Schmerzensgeld:Gefährliche Glastüre

Die Richter am BGH haben entschieden: Wenn ein Reiseveranstalter im Prospekt mit der "kindgerechten Ausstattung" eines Hotels wirbt, muss er die Konsequenzen eines möglichen Unfalls tragen.

Helmut Kerscher

Für Richter Klaus-Jürgen Melullis war der Fall so klar, dass er für die mündliche Begründung des Urteils nur wenige Sätze brauchte. Die Sätze bedeuteten den Eltern des verunglückten Mädchens so viel, dass sie spontan applaudierten: Das höchste Zivilgericht des Landes bestätigte, dass ihrer Tochter und damit auch ihnen Unrecht geschehen war.

Der Bundesgerichtshof bestätigte nun die Verurteilung des Reiseveranstalters ITS zur Zahlung von 25 000 Euro Schmerzensgeld wegen der schweren Verletzungen, die ihre Tochter durch die Splitter der Glasschiebetür eines Ferienappartments erlitten hatte.

Der X. Zivilsenat brauchte für sein Revisionsurteil nur ein einziges Argument. Der Reiseveranstalter habe im Prospekt mit einer "kindgerechten Ausstattung" des Hotels geworben. Wer so werbe, müsse die Konsequenzen eines solchen Unfalls tragen, sagte Mellulis. Der Veranstalter habe schuldhaft seine Verkehrssicherungspflicht verletzt. (Az: X ZR 44/04)

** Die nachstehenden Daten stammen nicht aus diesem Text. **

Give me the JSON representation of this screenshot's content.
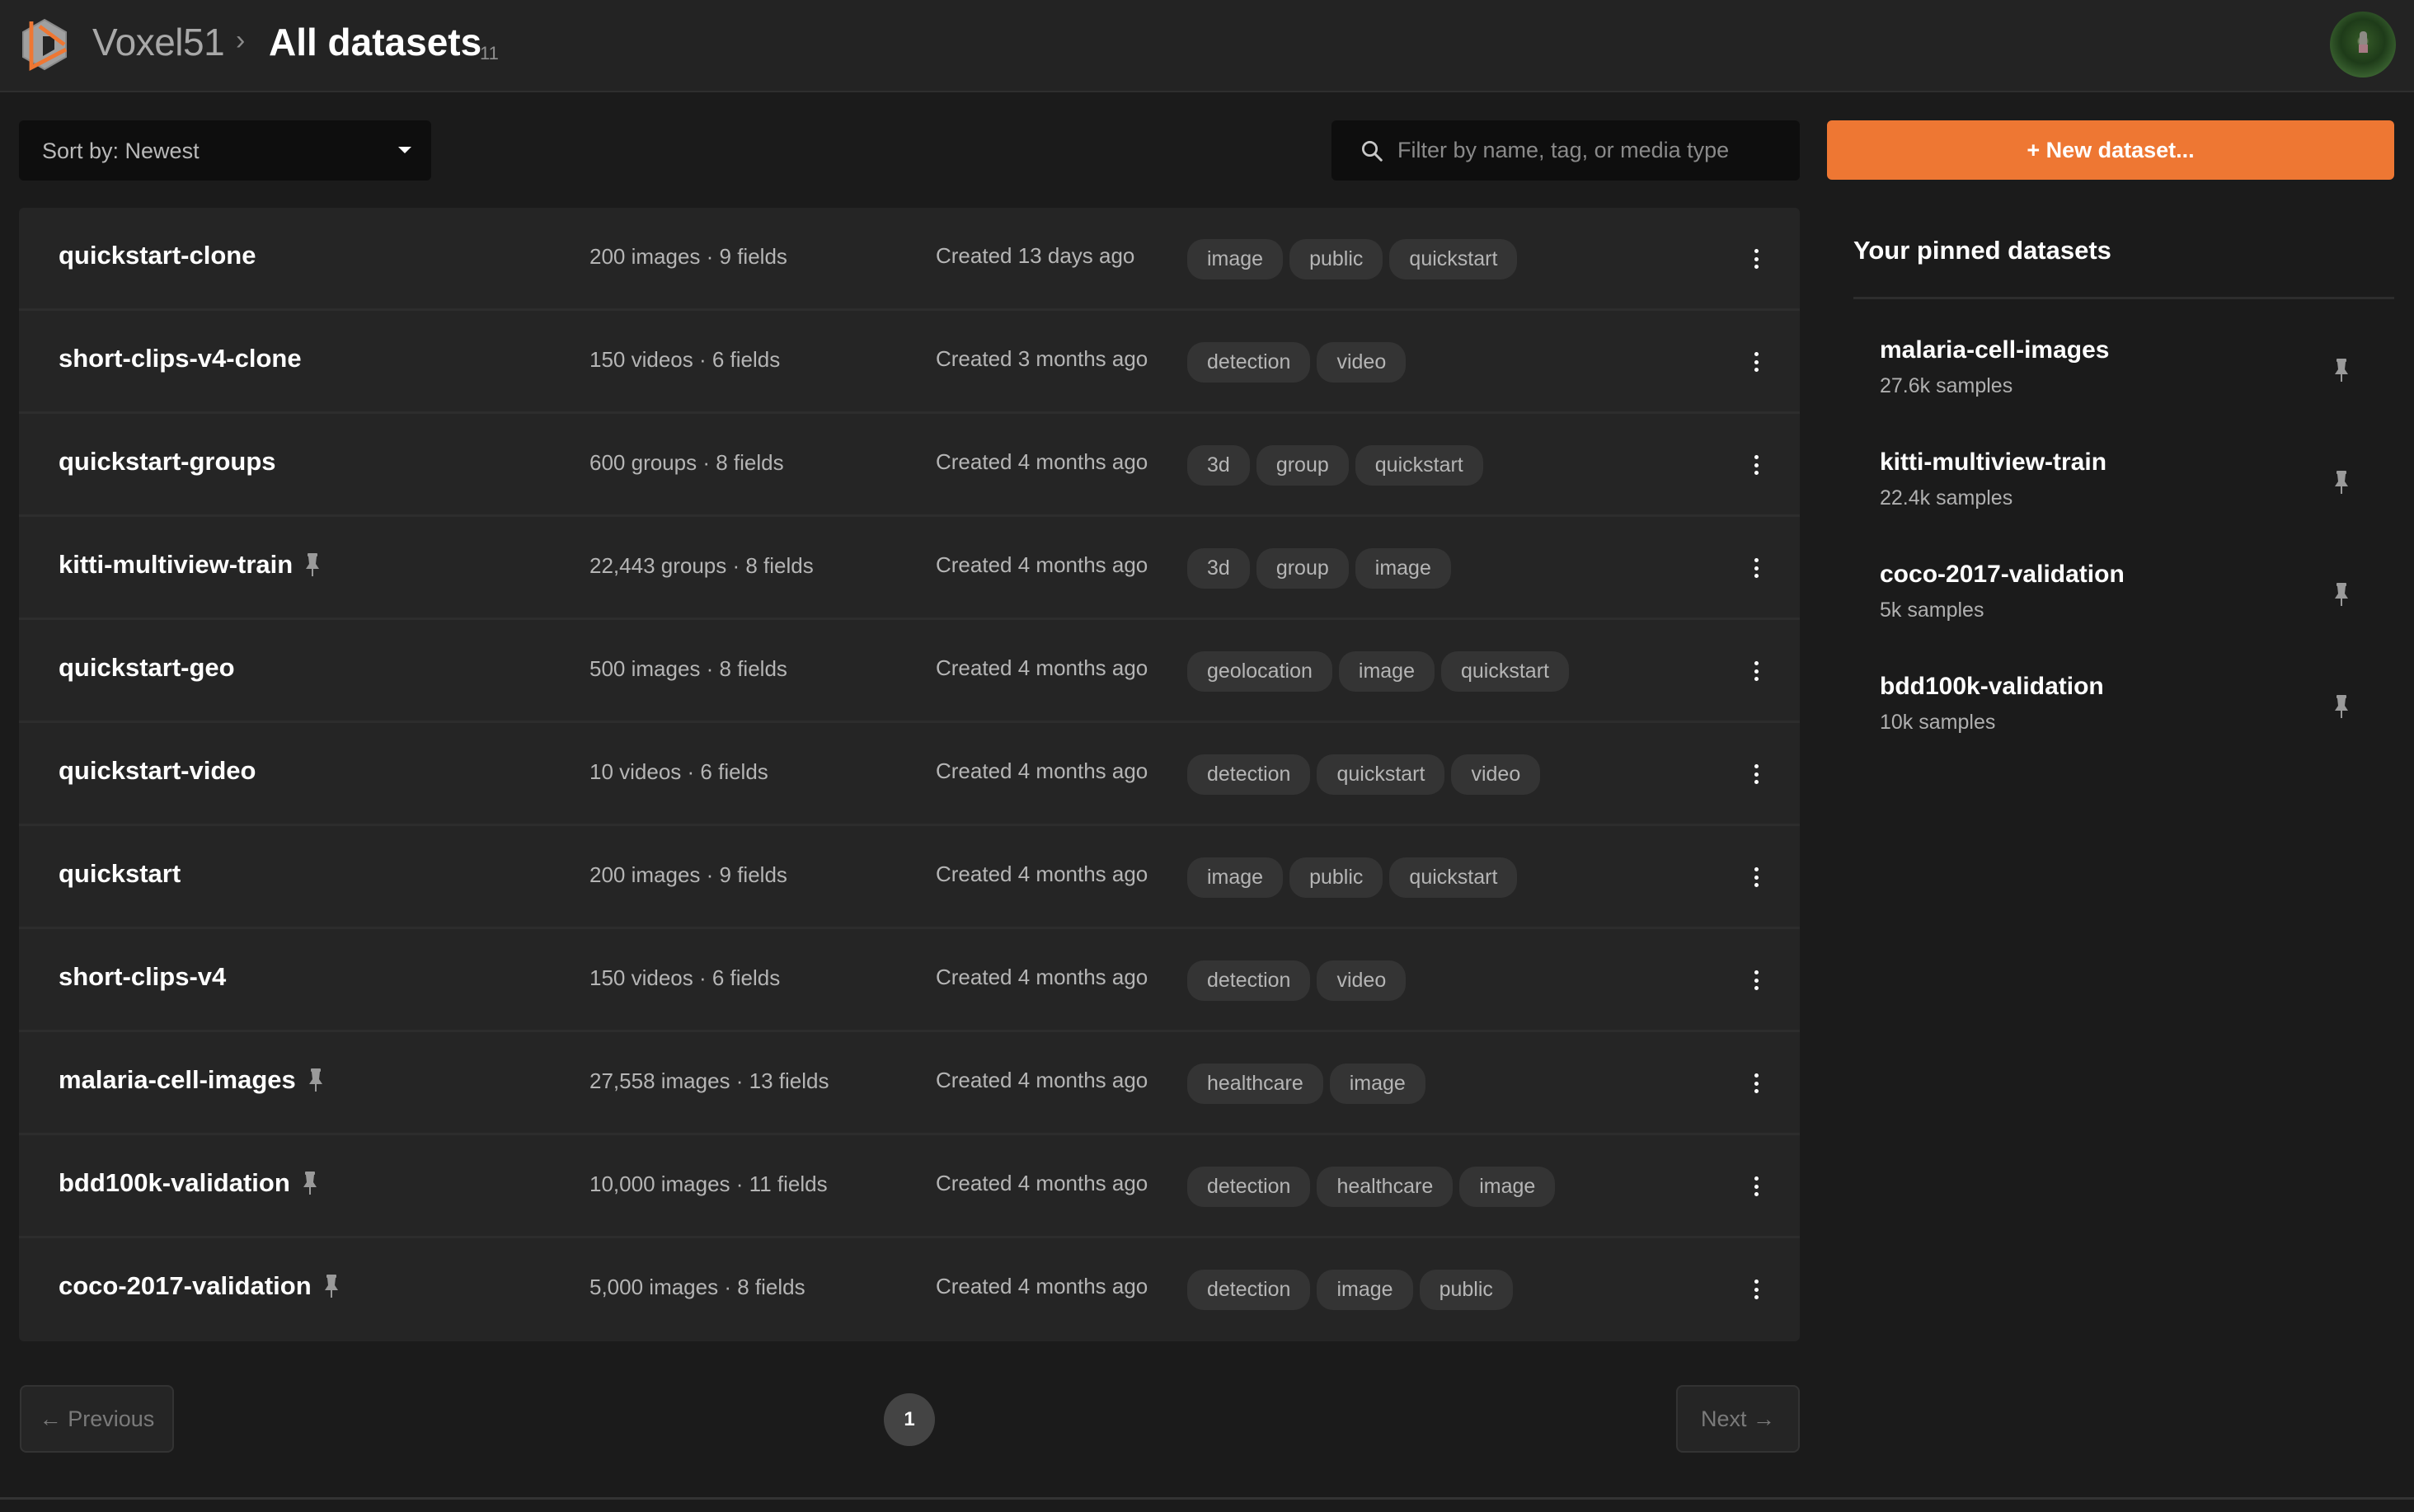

Das Unglück geschah im August 1999, am Morgen des dritten Urlaubstags auf der Baleareninsel Menorca. Ein achtjähriges Mädchen wollte aus einem Ferienappartment nach draußen zu seinen Eltern laufen - und übersah die Glasschiebetür. Die Folgen waren verheerend. Die Tür aus Einfachglas zersplitterte, das Kind zog sich schwere Schnittverletzungen an Unterschenkeln und Füßen zu.

Körperliche und seelische Schmerzen

Auch wegen Fehlern bei der Erstversorgung in einem Krankenhaus musste das Mädchen in Deutschland weitere Operationen über sich ergehen lassen. Die Folge: Bewegungseinschränkungen sowie körperliche und seelische Schmerzen.

Vor Gericht ging es insbesondere um die Frage, ob die Schiebetür ausreichend gesichert war. Zum einen war sie möglicherweise trotz des dunklen Edelstahlrahmens nicht hinreichend erkennbar. Zum andern wurde gestritten, wer für die Verwendung des einfachen statt eines splitterfreien Glases haften sollte.

Zufällig hatte sich ein anderer BGH-Senat vor zwei Monaten mit der Notwendigkeit eines Sicherheitsglases befasst. Er entschied, dass bei der Vermietung einer Sozialwohnung kein Nachrüsten von Zimmertüren mit Sicherheitsglas verlangt werden könne, wenn dies nach den baurechtlichen Vorschriften nicht nötig sei. Für den Reiserechts-Senat des BGH kam es aber darauf nicht an.